No child should be forced to wait for a system to improve; they should have even greater access to school choice as a viable and cost-effective alternative to closing the achievement gaps. According to a 2016 EdChoice report, 25 studies show that school choice programs save taxpayers money. More importantly, these programs can help families who have been harmed most by generations of systemic failures. Most school choice programs in the country are limited based on income, and over 600,000 students successfully use them all across the country.
From my experience visiting schools and working with families, I know firsthand that schools will often work with families to ensure low-income students are able to attend, and in some cases, offer supplemental scholarships as these schools want to be partners in education and help low-income families attend their schools.
Texan families are no different, and their representatives should be bold enough to improve the school system in their state. Texans need legislators who are representative of their beliefs. They also deserve legislators willing to create an educational system process that is inclusive of their diverse community through school choice.
As leaders in a state that does not provide scholarships for students to attend private schools, Texas legislators should view the strong support for school choice as a wake-up call. They should move to release the stranglehold on education for the next generation, considering Hispanics represent more than 52 percent of the 5.5 million students enrolled in public schools in the state during the 2019-20 school year.
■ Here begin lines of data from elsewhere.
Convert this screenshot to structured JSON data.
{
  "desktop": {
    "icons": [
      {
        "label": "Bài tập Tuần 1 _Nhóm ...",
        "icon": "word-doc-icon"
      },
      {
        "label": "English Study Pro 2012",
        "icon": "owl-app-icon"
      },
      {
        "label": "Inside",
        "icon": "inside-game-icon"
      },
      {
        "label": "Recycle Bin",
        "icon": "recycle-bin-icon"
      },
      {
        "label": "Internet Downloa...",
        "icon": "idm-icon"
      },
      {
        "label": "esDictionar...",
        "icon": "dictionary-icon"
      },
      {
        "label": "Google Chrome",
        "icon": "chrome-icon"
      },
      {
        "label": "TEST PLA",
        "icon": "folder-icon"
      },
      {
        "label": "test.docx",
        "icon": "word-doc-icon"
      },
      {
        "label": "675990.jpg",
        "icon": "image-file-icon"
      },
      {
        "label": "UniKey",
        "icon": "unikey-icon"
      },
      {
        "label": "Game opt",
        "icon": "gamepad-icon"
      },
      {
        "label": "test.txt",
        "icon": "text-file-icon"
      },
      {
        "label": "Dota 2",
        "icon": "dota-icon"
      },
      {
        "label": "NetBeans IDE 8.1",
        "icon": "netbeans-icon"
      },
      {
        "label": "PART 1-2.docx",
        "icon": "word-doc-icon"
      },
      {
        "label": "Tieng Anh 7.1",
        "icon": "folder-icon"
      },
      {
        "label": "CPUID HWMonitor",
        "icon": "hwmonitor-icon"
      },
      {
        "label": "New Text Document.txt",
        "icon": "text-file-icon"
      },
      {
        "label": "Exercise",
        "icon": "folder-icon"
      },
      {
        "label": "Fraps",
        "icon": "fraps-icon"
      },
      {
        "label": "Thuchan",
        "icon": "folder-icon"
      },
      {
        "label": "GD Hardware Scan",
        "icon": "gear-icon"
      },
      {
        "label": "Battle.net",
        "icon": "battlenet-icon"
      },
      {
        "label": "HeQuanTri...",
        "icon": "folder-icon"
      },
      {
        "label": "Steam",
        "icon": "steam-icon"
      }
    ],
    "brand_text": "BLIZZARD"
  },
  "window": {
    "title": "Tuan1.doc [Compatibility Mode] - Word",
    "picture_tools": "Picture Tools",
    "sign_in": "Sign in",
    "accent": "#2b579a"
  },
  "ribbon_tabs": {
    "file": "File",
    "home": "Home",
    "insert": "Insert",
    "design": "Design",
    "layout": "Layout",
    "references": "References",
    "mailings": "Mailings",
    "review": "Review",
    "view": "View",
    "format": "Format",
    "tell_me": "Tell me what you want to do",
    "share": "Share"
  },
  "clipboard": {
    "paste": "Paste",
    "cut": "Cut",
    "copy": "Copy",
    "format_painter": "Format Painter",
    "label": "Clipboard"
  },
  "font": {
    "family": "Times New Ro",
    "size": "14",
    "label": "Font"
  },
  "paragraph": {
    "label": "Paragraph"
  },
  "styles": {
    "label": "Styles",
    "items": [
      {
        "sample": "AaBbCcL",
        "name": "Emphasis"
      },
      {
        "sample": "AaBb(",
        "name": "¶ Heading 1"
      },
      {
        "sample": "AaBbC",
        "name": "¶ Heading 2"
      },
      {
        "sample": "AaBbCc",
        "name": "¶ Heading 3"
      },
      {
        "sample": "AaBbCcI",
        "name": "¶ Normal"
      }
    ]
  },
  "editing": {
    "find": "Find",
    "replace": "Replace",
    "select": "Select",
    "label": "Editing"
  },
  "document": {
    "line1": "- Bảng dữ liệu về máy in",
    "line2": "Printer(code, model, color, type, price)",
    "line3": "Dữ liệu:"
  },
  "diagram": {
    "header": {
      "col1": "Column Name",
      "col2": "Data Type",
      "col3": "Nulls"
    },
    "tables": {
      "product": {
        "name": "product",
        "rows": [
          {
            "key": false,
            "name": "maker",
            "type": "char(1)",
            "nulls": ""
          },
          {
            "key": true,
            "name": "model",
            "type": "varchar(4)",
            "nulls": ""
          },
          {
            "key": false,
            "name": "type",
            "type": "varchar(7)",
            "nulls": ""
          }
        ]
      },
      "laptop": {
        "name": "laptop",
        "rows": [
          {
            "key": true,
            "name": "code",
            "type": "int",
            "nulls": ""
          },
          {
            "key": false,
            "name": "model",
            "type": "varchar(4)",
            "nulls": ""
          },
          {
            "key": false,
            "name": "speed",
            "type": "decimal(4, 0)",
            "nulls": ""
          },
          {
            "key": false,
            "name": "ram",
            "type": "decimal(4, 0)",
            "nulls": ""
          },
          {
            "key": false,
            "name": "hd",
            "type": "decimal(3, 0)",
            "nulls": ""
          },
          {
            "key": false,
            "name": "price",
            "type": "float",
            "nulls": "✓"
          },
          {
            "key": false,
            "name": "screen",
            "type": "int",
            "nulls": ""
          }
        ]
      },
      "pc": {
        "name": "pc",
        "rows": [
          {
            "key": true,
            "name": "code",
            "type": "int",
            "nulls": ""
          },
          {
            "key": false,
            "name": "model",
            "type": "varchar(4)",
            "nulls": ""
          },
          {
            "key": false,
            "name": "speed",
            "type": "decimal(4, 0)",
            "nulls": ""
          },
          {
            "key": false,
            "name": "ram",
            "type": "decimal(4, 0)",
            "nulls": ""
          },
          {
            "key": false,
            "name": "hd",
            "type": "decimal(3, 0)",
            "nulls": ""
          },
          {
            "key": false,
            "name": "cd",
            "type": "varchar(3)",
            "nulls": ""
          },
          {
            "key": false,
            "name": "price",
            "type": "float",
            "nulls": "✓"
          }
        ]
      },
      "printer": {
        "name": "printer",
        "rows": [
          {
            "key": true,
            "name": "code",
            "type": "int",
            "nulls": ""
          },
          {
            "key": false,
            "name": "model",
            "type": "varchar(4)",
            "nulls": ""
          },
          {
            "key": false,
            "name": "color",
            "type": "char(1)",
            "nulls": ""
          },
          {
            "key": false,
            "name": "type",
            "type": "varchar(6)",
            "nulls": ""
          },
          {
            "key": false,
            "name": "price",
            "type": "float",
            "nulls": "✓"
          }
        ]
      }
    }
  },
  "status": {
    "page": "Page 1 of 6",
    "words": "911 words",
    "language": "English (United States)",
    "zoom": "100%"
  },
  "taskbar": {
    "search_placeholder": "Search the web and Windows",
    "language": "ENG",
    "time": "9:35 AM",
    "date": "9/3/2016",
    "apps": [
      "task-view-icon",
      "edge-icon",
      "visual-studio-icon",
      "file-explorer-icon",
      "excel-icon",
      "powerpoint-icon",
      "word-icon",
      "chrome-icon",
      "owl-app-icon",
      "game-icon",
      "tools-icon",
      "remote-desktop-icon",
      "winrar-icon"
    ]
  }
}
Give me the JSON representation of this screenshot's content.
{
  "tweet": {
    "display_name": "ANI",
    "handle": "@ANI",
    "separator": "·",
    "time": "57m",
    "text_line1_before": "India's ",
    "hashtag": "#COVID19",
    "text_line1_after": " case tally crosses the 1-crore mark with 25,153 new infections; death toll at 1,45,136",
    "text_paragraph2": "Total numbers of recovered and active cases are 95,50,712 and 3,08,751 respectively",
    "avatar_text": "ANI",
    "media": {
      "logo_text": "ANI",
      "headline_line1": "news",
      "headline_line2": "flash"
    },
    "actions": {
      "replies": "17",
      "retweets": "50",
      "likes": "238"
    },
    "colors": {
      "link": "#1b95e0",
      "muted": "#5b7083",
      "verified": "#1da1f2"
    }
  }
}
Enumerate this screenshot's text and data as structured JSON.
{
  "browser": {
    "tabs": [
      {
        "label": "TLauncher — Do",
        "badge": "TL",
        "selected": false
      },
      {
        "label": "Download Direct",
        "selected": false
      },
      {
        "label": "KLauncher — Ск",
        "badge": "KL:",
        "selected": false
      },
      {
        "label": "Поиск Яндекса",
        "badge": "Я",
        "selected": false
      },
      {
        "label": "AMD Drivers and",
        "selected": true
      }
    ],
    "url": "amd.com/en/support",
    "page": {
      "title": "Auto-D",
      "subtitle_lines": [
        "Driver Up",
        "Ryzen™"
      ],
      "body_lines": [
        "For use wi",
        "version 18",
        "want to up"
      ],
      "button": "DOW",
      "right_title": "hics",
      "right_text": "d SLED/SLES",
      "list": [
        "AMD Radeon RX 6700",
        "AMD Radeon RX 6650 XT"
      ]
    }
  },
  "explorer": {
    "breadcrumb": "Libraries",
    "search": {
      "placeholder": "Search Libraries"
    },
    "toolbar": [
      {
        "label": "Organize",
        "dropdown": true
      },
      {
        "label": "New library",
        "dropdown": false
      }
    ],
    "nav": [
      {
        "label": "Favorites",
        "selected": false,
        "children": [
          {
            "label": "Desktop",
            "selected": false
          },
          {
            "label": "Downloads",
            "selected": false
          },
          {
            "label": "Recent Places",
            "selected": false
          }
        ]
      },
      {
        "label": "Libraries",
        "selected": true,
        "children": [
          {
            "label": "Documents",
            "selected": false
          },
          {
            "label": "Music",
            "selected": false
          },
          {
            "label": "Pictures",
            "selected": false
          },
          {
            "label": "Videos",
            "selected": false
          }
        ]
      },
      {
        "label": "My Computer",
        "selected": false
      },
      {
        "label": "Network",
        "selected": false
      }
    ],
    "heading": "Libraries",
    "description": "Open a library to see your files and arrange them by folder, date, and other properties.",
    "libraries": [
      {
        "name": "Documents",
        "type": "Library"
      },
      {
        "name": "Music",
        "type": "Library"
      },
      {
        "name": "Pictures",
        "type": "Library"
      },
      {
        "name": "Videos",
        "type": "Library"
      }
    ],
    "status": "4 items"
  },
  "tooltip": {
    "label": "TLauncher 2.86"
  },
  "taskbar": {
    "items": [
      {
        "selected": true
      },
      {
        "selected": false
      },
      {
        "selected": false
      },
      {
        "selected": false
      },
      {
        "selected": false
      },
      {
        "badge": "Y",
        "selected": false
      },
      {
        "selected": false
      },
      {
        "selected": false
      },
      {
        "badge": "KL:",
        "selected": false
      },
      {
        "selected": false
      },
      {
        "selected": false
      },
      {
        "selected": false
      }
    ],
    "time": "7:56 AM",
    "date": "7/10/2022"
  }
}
For years, Hispanics have been asking for a seat at the table, and that time has come. As a growing political power, Latinos are equipped not only to vote for leaders who empower parents and families, but also to become the educational leaders our community yearns for.
The education status quo in Texas should not be our only option. Despite the challenges our community faces, freedom in education should be embraced by the Lone Star State as the remedy for minority communities to achieve the American Dream.
Valeria Gurr serves as director of external affairs relations for the American Federation for Children. She was the program manager for the Nevada Institute for Children’s Research and Policy and is a passionate advocate for educational choice, particularly for underserved families.